VANCOUVER, and SAN DIEGO, May 1 - - MIGENIX Inc. (TSX: MGI; OTC:
MGIFF), a clinical-stage developer of drugs for infectious diseases, reports
that the Company's development and commercialization partner for the North
American and European markets for Omigard(TM) (CPI-226), Cadence
Pharmaceuticals, Inc. ("Cadence") announced that it intends to discuss with
the U.S. Food and Drug Administration (FDA) a proposal to increase the number
of patients to be enrolled in the ongoing, Phase III clinical trial of
Omigard.
"In discussions with Cadence regarding their preparations for regulatory
submissions, we agreed with their approach to enhance the statistical power of
the study and allow a better opportunity to achieve a positive result in this
pivotal Phase III study," stated Jim DeMesa, M.D., President and CEO of
MIGENIX. "While the timelines for completing enrollment in the study are
anticipated to change, it will be well worth it if the planned increase leads
to a positive result."
The following is the text of Cadence's April 30, 2007 announcement:
Cadence Pharmaceuticals, Inc. (NASDAQ: CADX), announced today that it
intends to discuss with the U.S. Food and Drug Administration (FDA) a proposal
to increase the number of patients to be enrolled in the ongoing Phase III
clinical trial of its experimental product candidate, Omigard(TM) (omiganan
pentahydrochloride 1% aqueous gel) for the prevention of local catheter site
infections (LCSIs).
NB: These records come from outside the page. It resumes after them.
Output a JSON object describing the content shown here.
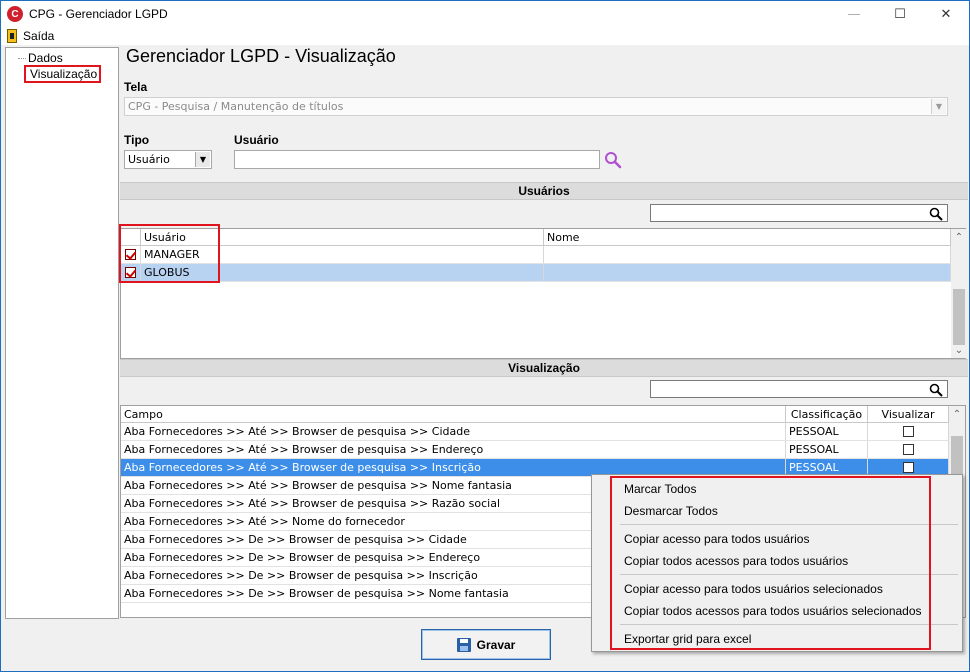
{
  "window": {
    "title": "CPG - Gerenciador LGPD",
    "icon": "C",
    "minimize": "—",
    "maximize": "☐",
    "close": "✕"
  },
  "menu": {
    "exit_label": "Saída"
  },
  "tree": {
    "items": [
      "Dados",
      "Visualização"
    ]
  },
  "page": {
    "title": "Gerenciador LGPD - Visualização"
  },
  "tela": {
    "label": "Tela",
    "value": "CPG - Pesquisa / Manutenção de títulos"
  },
  "tipo": {
    "label": "Tipo",
    "value": "Usuário"
  },
  "usuario": {
    "label": "Usuário",
    "value": ""
  },
  "users_section": {
    "header": "Usuários",
    "columns": [
      "Usuário",
      "Nome"
    ],
    "rows": [
      {
        "checked": true,
        "user": "MANAGER",
        "name": ""
      },
      {
        "checked": true,
        "user": "GLOBUS",
        "name": ""
      }
    ]
  },
  "view_section": {
    "header": "Visualização",
    "columns": [
      "Campo",
      "Classificação",
      "Visualizar"
    ],
    "rows": [
      {
        "campo": "Aba Fornecedores >> Até >> Browser de pesquisa >> Cidade",
        "class": "PESSOAL"
      },
      {
        "campo": "Aba Fornecedores >> Até >> Browser de pesquisa >> Endereço",
        "class": "PESSOAL"
      },
      {
        "campo": "Aba Fornecedores >> Até >> Browser de pesquisa >> Inscrição",
        "class": "PESSOAL"
      },
      {
        "campo": "Aba Fornecedores >> Até >> Browser de pesquisa >> Nome fantasia",
        "class": ""
      },
      {
        "campo": "Aba Fornecedores >> Até >> Browser de pesquisa >> Razão social",
        "class": ""
      },
      {
        "campo": "Aba Fornecedores >> Até >> Nome do fornecedor",
        "class": ""
      },
      {
        "campo": "Aba Fornecedores >> De >> Browser de pesquisa >> Cidade",
        "class": ""
      },
      {
        "campo": "Aba Fornecedores >> De >> Browser de pesquisa >> Endereço",
        "class": ""
      },
      {
        "campo": "Aba Fornecedores >> De >> Browser de pesquisa >> Inscrição",
        "class": ""
      },
      {
        "campo": "Aba Fornecedores >> De >> Browser de pesquisa >> Nome fantasia",
        "class": ""
      }
    ]
  },
  "save_button": {
    "label": "Gravar"
  },
  "context_menu": {
    "items": [
      "Marcar Todos",
      "Desmarcar Todos",
      "Copiar acesso para todos usuários",
      "Copiar todos acessos para todos usuários",
      "Copiar acesso para todos usuários selecionados",
      "Copiar todos acessos para todos usuários selecionados",
      "Exportar grid para excel"
    ]
  },
  "colors": {
    "selection": "#3c8ee8",
    "highlight_frame": "#e0141e",
    "section_header": "#dcdcdc"
  },
  "icons": {
    "search": "magnifier-icon",
    "lookup": "purple-search-icon",
    "save": "floppy-icon",
    "exit": "exit-door-icon"
  }
}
This ongoing trial is known as the Central Line Infection
Reduction Study, or CLIRS trial.
The plan to increase the number of patients in the CLIRS trial is
intended to maintain the statistical power of the trial and was prompted by
the company's planned re-analysis of data from the initial Phase III clinical
trial of this product candidate. This extensive re-analysis is being performed
as part of the standard procedure for analyzing data to prepare a final report
of the study for a potential New Drug Application or other applications for
marketing authorization. The re-analysis, which uses a slightly different,
stricter definition of LCSI, indicates a statistically significant reduction
of LCSIs of approximately 42% in the Omigard treatment arm as compared to the
povidone-iodine treatment arm (the previous analysis indicated an
approximately 49% reduction), as well as a reduction in the overall LCSI
infection rate. The catheter colonization and catheter-related bloodstream
infection results from the initial Phase III study were not impacted by the
re-analysis.
Because the target sample size for the CLIRS trial is based, in part,
upon the LCSI rate and treatment effect, the company now believes that adding
patients is prudent in order to maintain the statistical power of the study.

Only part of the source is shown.